In realtà questo è più che altro un antipasto di quel che andremo effettivamente a vedere, perché dei cinque anni che intercorrono tra l'offensiva dei Giganti su Shingashina e la fine dell'addestramento di Eren e compagni ci viene mostrato ben poco: qualche (buona) riflessione di gundamiana memoria sulle brutture della guerra, un paio di scazzottate tra reclute, fiacche strizzatine d'occhio a "Full Metal Jacket" - con il Sergente Hartman che dall'aldilà ricambia con uno sputo -, siparietti comici che c'entrano come il cavolo a merenda, salti temporali di comodo e una caratterizzazione dei personaggi molto all'acqua di rose. Poi iniziano gli scontri coi Giganti e da lì in avanti è una melina continua. Per interi episodi ci si agita sulla sedia per l'irritazione di essere costretti ad assistere a scene dilatate fino all'inverosimile, con Eren che cincischia mentre attorno a lui amici e colleghi cadono come mosche. Panico? Rigurgiti di pacifismo? Macché: non c'è nulla che lo renda più felice di pestare i Giganti tipo acini d'uva. E li pesta, eh? Eccome se li pesta. Ma prima che entri in azione ci vuole una vita, cosa che specialmente nella seconda parte causerà ai suoi commilitoni ancora più problemi di quelli dovuti dalla sua natura di cane sciolto. La spiegazione che viene data in-universe, e cioè che ha bisogno di un motivo, rivela tutta la sua volatilità durante l'arco del Gigante Femmina (chi sarà mai "El Barto"?), di cui nemmeno l'Avvocato Messina di Fiorello potrebbe mai assumere la difesa; ciononostante ci vorrà del bello e del buono per convincere Eren a fare qualcosa, come se in precedenza non avesse dato prova di poter scattare per molto meno. E no, non si tratta di character development, quanto piuttosto di vaghi sprazzi non contestualizzati di umanità.
Qual è il problema, mi domando? La troppa o troppo poca fedeltà al manga? Un numero troppo esiguo di capitoli da adattare? È vero che stiamo parlando di un titolo a cadenza mensile, ma non mi pare che la carne al fuoco gli faccia difetto. E allora perché questo stillicidio? Non è uno slice of life, questo. Non è di arrivare in ritardo a scuola o di farsi notare dal senpai di turno che questi ragazzi si devono preoccupare, ma della loro stessa vita. E non è facendoli parlare gli uni addosso agli altri - quanti di coloro vengono provvisti di favella, cioè - che se ne delinea la psicologia.

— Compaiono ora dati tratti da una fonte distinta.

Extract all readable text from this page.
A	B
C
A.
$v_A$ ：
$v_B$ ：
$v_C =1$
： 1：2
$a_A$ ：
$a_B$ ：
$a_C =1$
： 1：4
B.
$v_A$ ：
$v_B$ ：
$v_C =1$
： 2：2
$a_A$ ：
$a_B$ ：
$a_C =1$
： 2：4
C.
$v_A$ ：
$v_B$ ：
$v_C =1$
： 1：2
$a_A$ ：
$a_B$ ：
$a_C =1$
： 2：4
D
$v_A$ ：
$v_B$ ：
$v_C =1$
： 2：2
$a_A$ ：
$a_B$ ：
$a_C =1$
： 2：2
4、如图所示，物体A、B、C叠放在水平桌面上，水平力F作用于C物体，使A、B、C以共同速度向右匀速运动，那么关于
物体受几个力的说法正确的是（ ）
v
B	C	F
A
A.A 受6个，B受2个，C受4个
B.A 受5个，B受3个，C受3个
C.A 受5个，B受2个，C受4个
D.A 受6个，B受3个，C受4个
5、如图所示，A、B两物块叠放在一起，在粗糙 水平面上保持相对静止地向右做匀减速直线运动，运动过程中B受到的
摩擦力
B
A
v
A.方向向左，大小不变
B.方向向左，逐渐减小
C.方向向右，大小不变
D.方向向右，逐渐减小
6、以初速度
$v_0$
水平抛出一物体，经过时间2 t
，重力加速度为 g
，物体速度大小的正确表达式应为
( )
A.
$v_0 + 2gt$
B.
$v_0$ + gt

Ecco, appunto, la psicologia dei personaggi. Del terzetto principale l'unico a salvarsi è Armin, che magari sarà anche un po' piattola, non dico di no, ma se non alto ha cuore, oltreché testa. Mikasa invece non sarebbe malaccio se solo non fosse così ridicolmente efficiente nei combattimenti e interessata unicamente a Eren, le cui evidenti turbe psichiche - non è un'iperbole, quel ragazzo ha veramente qualcosa che non va ai piani alti - non sembrano impensierirla affatto. Molto "meh" anche i loro compagni di brigata, eccettuati Annie, Marco e Jean, l'unico nel quale sia ravvisabile il compimento di un qualsivoglia percorso. Per quanto riguarda gli ufficiali è inutile dire che quello che spicca maggiormente è il capitano Levi, ma sono tanti quelli che meritano una menzione speciale, dal suo superiore Smith a Rico del Corpo di Guarnigione passando per Hanji, che pur mostrando un entusiasmo decisamente fuori luogo per il suo mestiere rimane uno dei personaggi più caritatevoli e facilmente accessibili in circolazione. Nel complesso poteva andare peggio, ma la mancanza di un protagonista-eroe - non sono la stessa cosa, non mi stancherò mai di ripeterlo - si fa sentire in maniera oserei dire drammatica: non si può esserlo soltanto a targhe alterne, non in un mondo tanto crudele e bisognoso di qualcosa, o meglio qualcuno, in cui poter credere.

Alla regia ritroviamo Testuro Araki, e già da questo ci si può fare un'idea di ciò a cui andiamo incontro; in una parola, anzi, tre, spacconate a non finire. Sia chiaro, non è un male, anche perché una storia di questo tipo di presta molto bene allo scopo. Il problema sono i continui cali di tensione a cui va soggetta la sceneggiatura. "Ma almeno così il budget è salvo, no?". Eh, mica tanto. Passi qualche espressione infelice di tanto in tanto, passino un paio di sequenze non proprio ispirate, ma il riciclo no, quello mi fa girare le scatole. Il character design è un pelino incostante, ma tutto sommato abbastanza ben fatto; quanto ai Giganti, in generale rendono bene l'idea, ma alcuni, come quello moe e il sosia di Freddie Mercury, risultano improbabili anche per gli standard di questo show.
Io ho seguito il doppiaggio giapponese, e devo dire di averlo trovato piuttosto interessante. Ho apprezzato in particolar modo Marina Inoue nei panni di Armin e l'accoppiata Ono-Kamiya su Erwin e Levi, ma mi sento di promuovere un po' tutti, non foss'altro che per ricompensarli di tutti gli sbadigli immeritati. Tuttavia il vero fiore all'occhiello del comparto tecnico è l'OST, variegatissima e di un'espressività più unica che rara; molto adrenaliniche le due opening, sofisticata la prima ending, ampiamente collaudato ma ben riproposto il concept della seconda.

Per concludere, per me che prima ne conoscevo soltanto i meme un pregio quest'anime ce l'ha, vale a dire che mi ha fatto venire voglia di dare un'occhiata anche al manga. Ma a che prezzo, Frits mio d'oro, a che prezzo!